COMMENT: Who’s buying real estate secondaries?

CBRE’s recent stake sale highlights some new buyers popping up in the real estate secondaries arena.

It’s been a few years now that we’ve been hearing people say they expect real estate secondaries to boom as the primary market continues to mature.

While it’s definitely been on the up – broker Setter Capital estimates 14 percent ($5.3 billion) of last year’s secondaries deals were for real estate – it hasn’t exactly boomed, either.

There have been a few notable marquee deals, like New Jersey’s $1 billion portfolio clear-out, but they’ve mostly been the purview of a small group of buyers. Goldman Sachs and Northstar, which together picked up the NJ portfolio, are among the ‘usual suspects’, as are groups such as Landmark Partners, Partners Group and The Carlyle Group’s Metropolitan Real Estate Equity Management. But the list beyond those well-known buyers isn’t a long one. It gets smaller still when you exclude investment houses that buy extra units in funds they are already invested in. 

One East Coast-based fund manager told me he remains surprised by how few private equity secondaries managers have developed real estate arms. It of course requires different types of due diligence and investment expertise, but would seem like a natural extension for many firms active in private equity secondaries. Perhaps this will change as real estate’s primary market matures further still.

One thing that is changing, though, is the entrance of institutional investors as buyers, not just sellers, of real estate fund interests – something that’s only recently started happening in the private equity asset class, too.

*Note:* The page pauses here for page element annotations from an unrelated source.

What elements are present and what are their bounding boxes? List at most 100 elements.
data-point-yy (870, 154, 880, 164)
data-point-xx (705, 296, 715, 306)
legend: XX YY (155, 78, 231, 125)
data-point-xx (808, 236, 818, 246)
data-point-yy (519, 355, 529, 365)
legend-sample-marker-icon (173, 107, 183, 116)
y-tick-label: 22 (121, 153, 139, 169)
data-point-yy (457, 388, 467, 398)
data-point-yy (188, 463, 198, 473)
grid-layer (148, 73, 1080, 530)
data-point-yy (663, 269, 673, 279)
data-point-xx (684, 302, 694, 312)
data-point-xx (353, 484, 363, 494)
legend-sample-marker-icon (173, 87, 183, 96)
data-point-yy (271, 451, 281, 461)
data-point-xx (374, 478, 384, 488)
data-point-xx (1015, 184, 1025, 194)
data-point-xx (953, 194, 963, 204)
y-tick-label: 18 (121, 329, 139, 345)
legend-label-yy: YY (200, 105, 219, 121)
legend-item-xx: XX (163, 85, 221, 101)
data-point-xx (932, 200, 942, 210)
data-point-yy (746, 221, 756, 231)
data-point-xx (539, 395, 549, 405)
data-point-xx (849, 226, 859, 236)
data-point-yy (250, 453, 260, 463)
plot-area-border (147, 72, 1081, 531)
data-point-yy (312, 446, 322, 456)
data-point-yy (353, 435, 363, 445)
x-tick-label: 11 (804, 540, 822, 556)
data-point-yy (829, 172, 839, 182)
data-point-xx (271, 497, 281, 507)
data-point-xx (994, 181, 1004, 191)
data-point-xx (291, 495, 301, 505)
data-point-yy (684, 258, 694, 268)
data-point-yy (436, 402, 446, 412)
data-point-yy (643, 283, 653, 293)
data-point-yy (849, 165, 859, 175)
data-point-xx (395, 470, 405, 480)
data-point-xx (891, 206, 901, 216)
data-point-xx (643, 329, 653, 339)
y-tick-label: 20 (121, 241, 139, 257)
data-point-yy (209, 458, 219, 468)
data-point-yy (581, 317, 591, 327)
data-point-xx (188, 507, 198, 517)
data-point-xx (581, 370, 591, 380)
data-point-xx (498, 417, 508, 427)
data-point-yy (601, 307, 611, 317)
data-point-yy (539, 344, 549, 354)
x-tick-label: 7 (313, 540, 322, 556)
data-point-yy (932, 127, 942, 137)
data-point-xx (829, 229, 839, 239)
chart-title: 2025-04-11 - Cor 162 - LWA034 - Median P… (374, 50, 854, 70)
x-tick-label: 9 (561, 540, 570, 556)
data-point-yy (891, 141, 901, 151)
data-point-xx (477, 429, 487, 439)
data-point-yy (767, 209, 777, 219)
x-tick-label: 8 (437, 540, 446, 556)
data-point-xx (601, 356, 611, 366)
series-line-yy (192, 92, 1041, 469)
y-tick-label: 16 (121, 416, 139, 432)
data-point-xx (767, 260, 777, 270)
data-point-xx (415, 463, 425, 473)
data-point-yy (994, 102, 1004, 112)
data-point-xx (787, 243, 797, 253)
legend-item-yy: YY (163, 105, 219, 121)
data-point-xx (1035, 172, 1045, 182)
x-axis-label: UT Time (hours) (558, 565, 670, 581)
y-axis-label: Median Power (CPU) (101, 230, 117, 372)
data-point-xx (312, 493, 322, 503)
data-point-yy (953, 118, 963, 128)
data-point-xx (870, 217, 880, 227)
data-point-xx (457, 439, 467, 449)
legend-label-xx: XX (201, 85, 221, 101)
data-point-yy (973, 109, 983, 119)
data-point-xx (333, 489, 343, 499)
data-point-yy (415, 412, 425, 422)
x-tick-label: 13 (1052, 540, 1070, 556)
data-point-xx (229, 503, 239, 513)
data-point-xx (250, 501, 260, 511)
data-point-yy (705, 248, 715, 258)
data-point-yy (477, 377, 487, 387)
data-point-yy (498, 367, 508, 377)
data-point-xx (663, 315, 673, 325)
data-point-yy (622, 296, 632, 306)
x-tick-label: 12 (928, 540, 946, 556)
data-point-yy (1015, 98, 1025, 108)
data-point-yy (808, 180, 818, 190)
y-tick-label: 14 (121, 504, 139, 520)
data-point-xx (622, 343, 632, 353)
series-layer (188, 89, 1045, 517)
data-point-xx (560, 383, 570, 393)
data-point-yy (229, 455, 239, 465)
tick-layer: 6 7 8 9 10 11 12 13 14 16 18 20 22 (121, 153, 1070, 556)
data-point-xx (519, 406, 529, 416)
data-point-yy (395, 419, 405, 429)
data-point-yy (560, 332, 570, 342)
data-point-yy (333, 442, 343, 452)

This week, CBRE Global Investors finalised the sale of its stake in its Dutch Office Fund. One of the interesting things about the deal was that the buyer wasn’t one of the usual suspects; it was the Blue Sky Group, which manages the assets of three corporate Dutch pensions.

Blue Sky stayed tight-lipped about most of the deal’s details (and did not return requests for comment), but indicated its motivation to buy was part of a broader real estate portfolio modification and diversification process.

European corporate pensions aren’t the only ones finding secondaries a short cut to portfolio management. Earlier this year, the Maine Public Employees’ Retirement System sealed its first real estate secondaries purchase – a $25 million stake in Westbrook Real Estate Fund IX – noting the strategy had served it well in private equity and was expected to do the same for real estate.

And, in a further example, the national pension service of Korea last week mandated the Townsend Group to supplement its direct Asian real estate investments with $400 million of smaller, indirect outlays, including – you guessed it – secondaries.

The market still has a way to go before it can be considered ‘booming’, but the fact that limited partners are engaging directly now on the buy-side gives even greater validity to a marketplace for real estate secondaries – and perhaps even makes the need for so-called traditional buyers less acute.